June 6, 2008

GET YOUR RED HOT TULIPS!:

Why oil prices will tank: Arguments that $4-a-gallon gas (or even higher) is here to stay are dead wrong. Housing's boom-and-bust cycle tells you why. (Shawn Tully, 6/06/08, CNN Money)

[E]ven if Saudi Arabia produces at $4 a barrel, if the final, multi-millionth barrel required to heat houses and run cars costs $50, and is produced, for argument's sake, at a flagging field in West Texas, the world price is $50. That's what economists call the equilibrium price: It's where the price that customers are willing to pay meets the production cost, including a cushion, naturally, for profit or "the cost of capital." [...]

So what does that barrel cost today? According to Stephen Brown, an economist at the Dallas Federal Reserve, that final barrel costs just $50 to produce. And when the price is $125, the incentive to pour out more oil, like homebuilders' incentive to build more two years ago, is irresistible.

It takes a while to develop new supplies of oil, but the signs of a surge are already in place. Shale oil costing around $70 a barrel is now being produced in the Dakotas. Tar sands are attracting investment in Canada, also at around $70. New technology could soon minimize the pollution caused by producing oil from our super-plentiful supplies of coal.

"History suggests that when there's this much money to be made, new supplies do get developed," says Brown.

That's just the supply side of the equation. Demand should start to decline as well, albeit gradually.

"Historically, the oil market has under-anticipated the amount of conservation brought on by high prices," says Brown. Sales of big cars are collapsing; Americans are cutting down on driving. The airlines are scaling back flights.
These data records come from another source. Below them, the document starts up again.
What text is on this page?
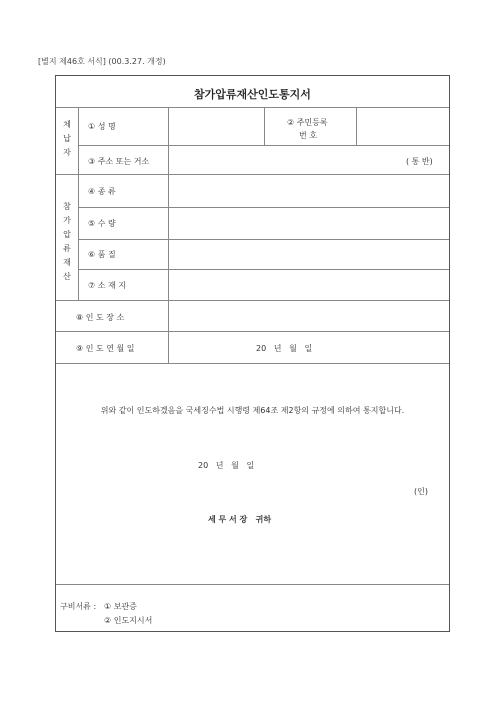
[별지 제46호 서식] (00.3.27. 개정)
참가압류재산인도통지서
체
납
자
① 성 명	② 주민등록
번 호
③ 주소 또는 거소	( 통 반)
참
가
압
류
재
산
④ 종 류
⑤ 수 량
⑥ 품 질
⑦ 소 재 지
⑧ 인 도 장 소
⑨ 인 도 연 월 일	20   년   월   일
위와 같이 인도하겠음을 국세징수법 시행령 제64조 제2항의 규정에 의하여 통지합니다.
20   년   월   일
(인)
세 무 서 장   귀하
구비서류 : ① 보관증
② 인도지시서
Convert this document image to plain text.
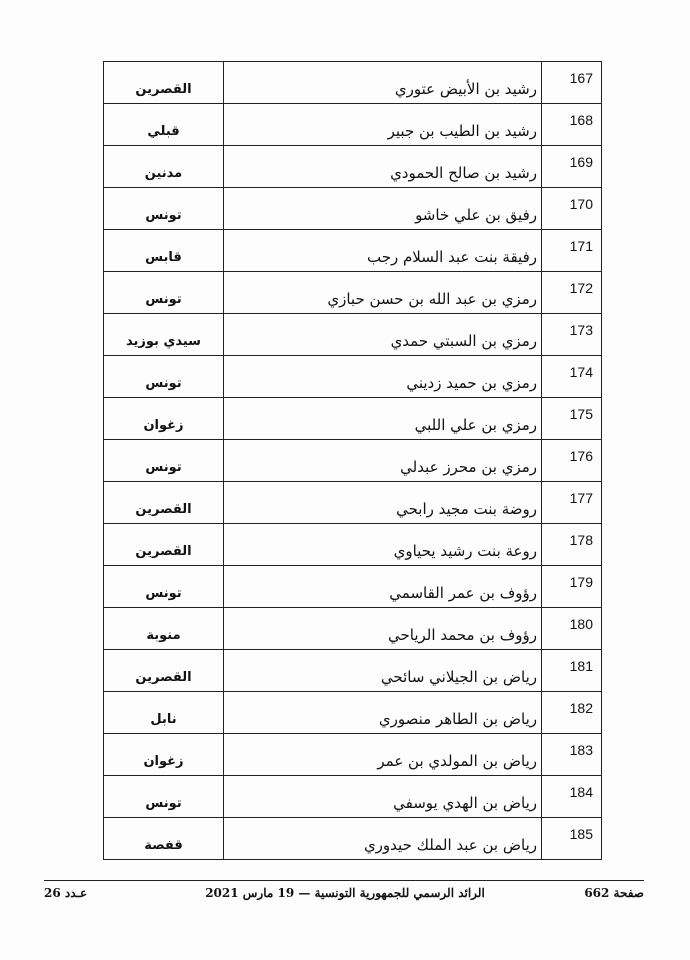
167	رشيد بن الأبيض عتوري	القصرين
168	رشيد بن الطيب بن جبير	قبلي
169	رشيد بن صالح الحمودي	مدنين
170	رفيق بن علي خاشو	تونس
171	رفيقة بنت عبد السلام رجب	قابس
172	رمزي بن عبد الله بن حسن حبازي	تونس
173	رمزي بن السبتي حمدي	سيدي بوزيد
174	رمزي بن حميد زديني	تونس
175	رمزي بن علي اللبي	زغوان
176	رمزي بن محرز عبدلي	تونس
177	روضة بنت مجيد رابحي	القصرين
178	روعة بنت رشيد يحياوي	القصرين
179	رؤوف بن عمر القاسمي	تونس
180	رؤوف بن محمد الرياحي	منوبة
181	رياض بن الجيلاني سائحي	القصرين
182	رياض بن الطاهر منصوري	نابل
183	رياض بن المولدي بن عمر	زغوان
184	رياض بن الهدي يوسفي	تونس
185	رياض بن عبد الملك حيدوري	قفصة
صفحة 662
الرائد الرسمي للجمهورية التونسية — 19 مارس 2021
عـدد 26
We've learned another important lesson from the housing market: The longer prices stay stratospheric, the worse the eventual crash - simply because the higher the prices and bigger the profit margins, the bigger the incentive to over-produce.

It's even possible that, a few years hence, we could see a sustained period of plentiful oil supplies and low prices, meaning $50 or below.

A similar scenario occurred following the price explosion in the 1970s and early 1980s. The price spike caused the world to cut back sharply on oil consumption. By the mid-80s, oil prices had fallen from almost $40 to around $15. They remained extremely low for two decades.

Posted by Orrin Judd at June 6, 2008 2:25 PM
Comments

McCain is probably hoping the bubble pops in the next five months....

Posted by: PapayaSF at June 6, 2008 10:01 PM

Not a chance. The whole debacle is being orchestrated to last until the election at which time things will return to "normal" even if McCain wins. Even Soros et al. can't keep this up indefinitely.

Posted by: erp at June 7, 2008 9:32 AM

The $10 jump in 1 day yesterday should have clued everybody in that supply and demand aren't driving the price, financial markets are. The GOP needs to hammer on the "Dems won't let us drill locally for oil" meme in order to try and offset the "it's Bush and the GOP's fault" the Dems will use

Posted by: AWW at June 7, 2008 11:48 AM

Don't know how true it is, but I heard many oil tankers are just waiting for the left to return to power to sail in and make everything better.

Posted by: erp at June 7, 2008 2:03 PM

While there are undoubtedly speculative moves going on, let's not forget that there are several 'valid' reasons for the surging price of oil.

Production in the North Sea is down (a bit, as I remember). Production in Nigeria is off about 20%, due to sabotage, violence, theft, and vandalism. Production in Venezuela is down (and we are getting much less than 20 years ago). Production in Russia is down. Production in Mexico is down.

The Saudis can't make up all that difference - in fact, today's WSJ claimed they are just about 2 million bbl per day below full flow (out of a total of about 86 million bbl a day). Pretty close to their limit already.

In the past, a slowdown in US consumption would have already caused a price slide. Not so today, with other markets eager to buy. Perhaps the fungibility of oil is changing.

If Iran and Iraq were pumping near their limits (and selling unfettered to the West, or even China), things would be much looser. The market is tight now, which makes the speculative activity all the more consequential. But I am skeptical that the 'bubble' will pop. The only strategy anyone has right now is to get more from the Saudis. We need to look elsewhere.